Ogni giorno, uscendo di casa, questo spettacolo mi ricorda che sono viva, nel senso più completo del termine. Poi la sensazione di pace, di cui ancora non conosco le parole per raccontare. Poi ancora la felicità, perchè "Di fronte al mare la felicità è un'idea semplice".
Questo spettacolo è in grado di ripagarti di tutte le brutture della realtà. E' così che il mondo ti sbatte in faccia le proprie meraviglie e ogni giorno ti sveglia col suo urlo senza voce.

Da casa nostra si sente il mare. Il suo odore invade ogni stanza. Il nostro silenzio è diventato il suono delle onde. Il sale, il sapore della nostra storia.
Mare amato per aver sempre fatto parte di me. Mare odiato per tenermi divisa dalle mie radici.

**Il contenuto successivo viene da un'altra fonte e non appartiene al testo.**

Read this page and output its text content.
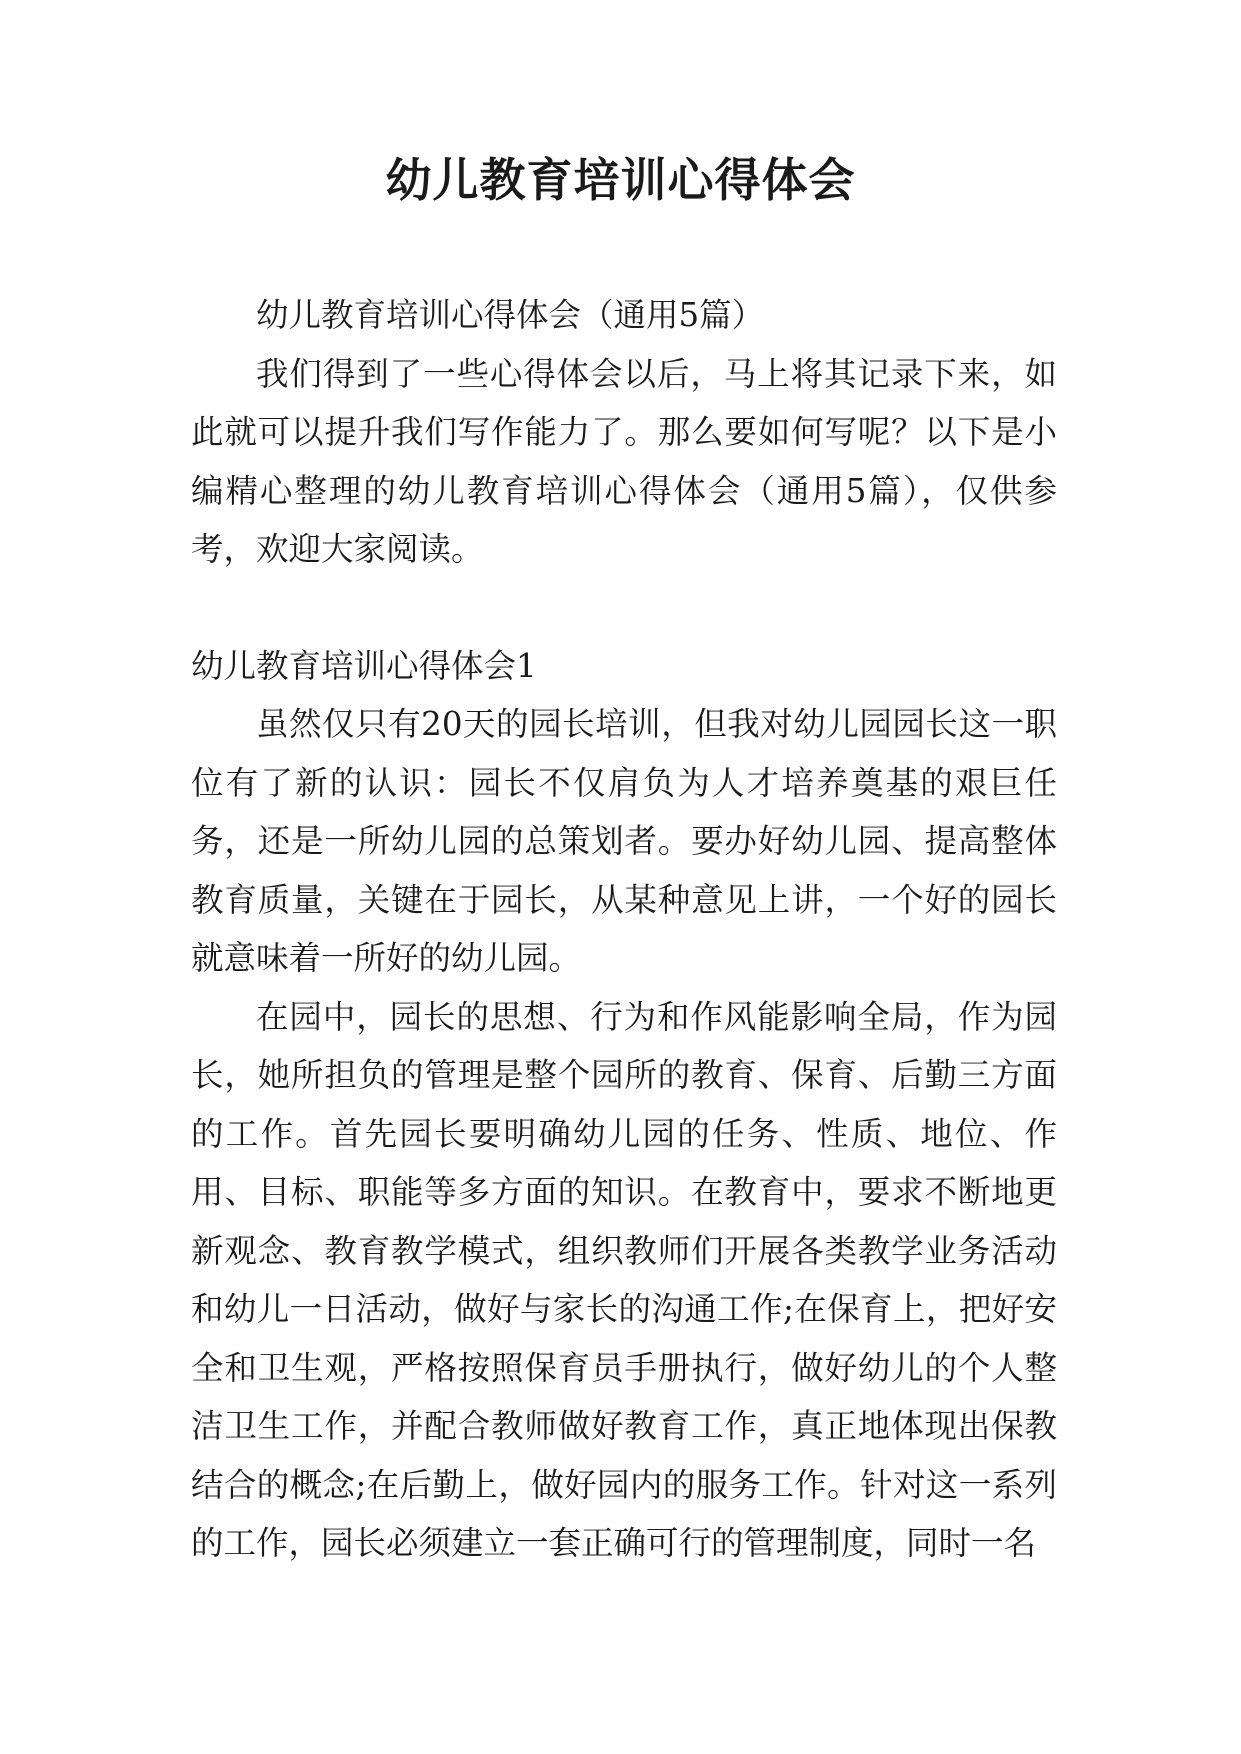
幼儿教育培训心得体会

幼儿教育培训心得体会（通用5篇）

我们得到了一些心得体会以后，马上将其记录下来，如此就可以提升我们写作能力了。那么要如何写呢？以下是小编精心整理的幼儿教育培训心得体会（通用5篇），仅供参考，欢迎大家阅读。

幼儿教育培训心得体会1

虽然仅只有20天的园长培训，但我对幼儿园园长这一职位有了新的认识：园长不仅肩负为人才培养奠基的艰巨任务，还是一所幼儿园的总策划者。要办好幼儿园、提高整体教育质量，关键在于园长，从某种意见上讲，一个好的园长就意味着一所好的幼儿园。

在园中，园长的思想、行为和作风能影响全局，作为园长，她所担负的管理是整个园所的教育、保育、后勤三方面的工作。首先园长要明确幼儿园的任务、性质、地位、作用、目标、职能等多方面的知识。在教育中，要求不断地更新观念、教育教学模式，组织教师们开展各类教学业务活动和幼儿一日活动，做好与家长的沟通工作;在保育上，把好安全和卫生观，严格按照保育员手册执行，做好幼儿的个人整洁卫生工作，并配合教师做好教育工作，真正地体现出保教结合的概念;在后勤上，做好园内的服务工作。针对这一系列的工作，园长必须建立一套正确可行的管理制度，同时一名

Mare senza fermezza, senza fissa dimora, senza passato o futuro. Mare che ha sempre un ricordo da regalarmi e una storia da raccontare. Mare che cicatrizza le mie ferite. Mare che chiamo mio, pur appartenendo solo a se stesso.
Oggi abbiamo camminato a lungo. Da un lato sabbia dorata e palme, dall´altro l´oceano, sopra un immenso cielo terso. Dentro la confusione che viviamo, fuori milioni di parole che ci uniscono. Parole rimaste in sospeso il tempo di comprenderle, per poi affogare nell´acqua. Parole che parlano di futuro. Di un domani bizzarro, quanto eccitante.
Sono ancora lí le nostre parole, custodite nell´unico posto possibile. L´oceano mare.